Figure 6.

Cav-1 deficiency impairs iNOS expression and reduced T cell suppression by BCG-activated MDSCs. (A) MDSCs were stimulated with BCG for 16 h at 2, 5, or 10 MOI. Cells were then harvested and G-MDSCs and M-MDSCs were separately analyzed by flow cytometry for intracellular iNOS. (B) Pooled and normalized data of several experiments as performed for (A). (C) Experimental setting as in (A) but staining for intracellular Arg1. (D) Pooled and normalized data of several experiments as performed for (C). (E) Cell supernatants from WT and Cav-1^−/− MDSCs were stimulated with BCG-GFP at 2, 5, or 10 MOI for 16 h.

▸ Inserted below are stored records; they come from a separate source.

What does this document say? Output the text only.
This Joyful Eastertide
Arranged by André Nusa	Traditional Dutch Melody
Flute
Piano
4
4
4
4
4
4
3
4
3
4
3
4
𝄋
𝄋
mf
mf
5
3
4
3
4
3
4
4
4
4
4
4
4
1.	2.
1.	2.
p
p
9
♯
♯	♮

Then NO was measured as nitrite by Griess reaction. (F) Suppressor assay for T cell proliferation. Syngeneic lymph node and spleen cells as a source of T cells were labeled with the proliferation dye Cell Trace Violet and then stimulated with anti-CD3 and anti-CD28. Then 1 h BCG pre-activated MDSCs from WT and Cav-1^−/− mice were added or, as a control, T cells remained without MDSCs. Co-cultures were analyzed after 3 days. Cells were harvested and stained for CD4 and CD8 and analyzed by FACS. T cell division is analyzed as % proliferating cells. Dotted lines indicate the gate separating Cell Trace Violet low proliferating cells from high non-proliferating cells. (G) Pooled and normalized data of several experiments as performed for F of proliferated CD8⁺ and CD4⁺ T cells. (H) Cell supernatants from the suppressor assay were measured for NO production by Griess assay. Data shown are from n = 3–7 independent experiments. ***P < 0.001; **P < 0.01; *P < 0.05; ns, not significant unpaired, two-tailed, student's t-test.